In an April 2011 interview (h/t commenter Eliot Ness), Friend revealed how important Rush was to Carbonite, and how Carbonite entered into that relationship fully aware of the controversies of Limbaugh and other Carbonite endorsers, such as Howard Stern (emphasis mine):
Andrew: One of the shows that you’re on is the Rush Limbaugh show, very controversial. Why aren’t you afraid to be associated with that kind of controversy?
David: Well, we’re also with Rachel Maddow and Ed Schultz.
Andrew: I see.
David: We’ve pretty well booked up every major talk radio show host in the country, who knows how to sale. Over 40 of them. It included Howard Stern, I mean it’s the whole gamut. So when we started going down this path I said, “Look, I’m going to go crazy if I have to sit here and parse the politic leanings of all of these radio show people, because some of them are left some of them are right, some of them are just crazy, and forget it, all I care about is I’m going to give you the money, you’re going to use Carbonite yourself, because we don’t want people talking about Carbonite unless they’re actually users. I’m not going to give you the subscription for free, they’ve got to buy it, and they have to talk about it from the heart. I don’t want any canned commercials. So when it comes time to talk about Carbonite, you stop talking about politics or whatever you’re talking about and you talk about Carbonite for a minute. And that’s all that matters around so if you can sell Carbonite and convince people that you use it, you love it, and you should go try it. If you can do that, we’re going to continue to support you.”
Andrew: And the reason you went down that direction is because you want the reputation of the person who’s on the show to influence the decision of their fans, you want an endorsement?
David: Their fans trust them.
David: And with good reason. I mean, Rush Limbaugh will not advertize any product. He’s spent a good deal of time trying Carbonite, thinking about it, because his reputation is on the line, as are all the other talk show hosts. I mean, Howard Stern, Rachel Maddow.
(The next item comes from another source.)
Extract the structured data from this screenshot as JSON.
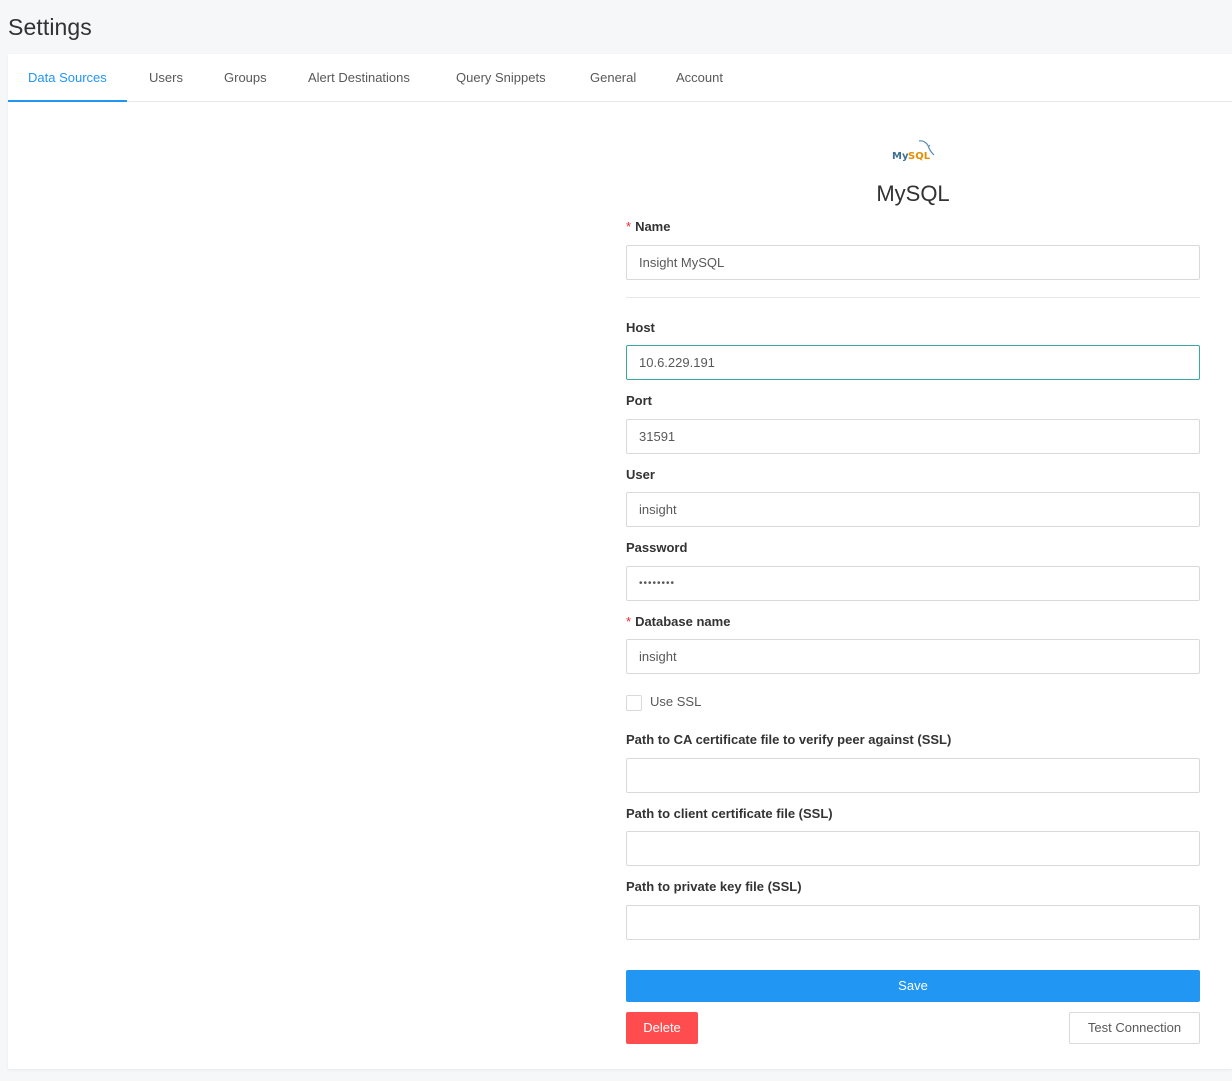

Andrew: For me it’s Leo Laporte. I hear all the time talk about you.
David: Yeah, these people used Carbonite and they really liked it. When I go down and visit these guys, they want to know how the company’s doing, they want to see all the new products. And can remember sitting with Rush Limbaugh, showing him how he could access all of his files on his iPhone and he was like, “Holy mackerel, that’s what I’ve always wanted.” He said, “I can be anywhere and get anything on any of my computers.” And he had like five Macs, he’s got one at home, he’s got two in the office, he’s got one here, one there. And he doesn’t have to worry about leaving them on anymore. He can get to 100% of all of his stuff no matter where he is. And so he gets excited about that stuff and then when he goes on the air and talks about parley, he’s genuinely excited about this product and it come through in the delivery. You can tell when you’re hearing these guys talk that it’s not soap or something he really doesn’t care about. It’s a cool product and they like it.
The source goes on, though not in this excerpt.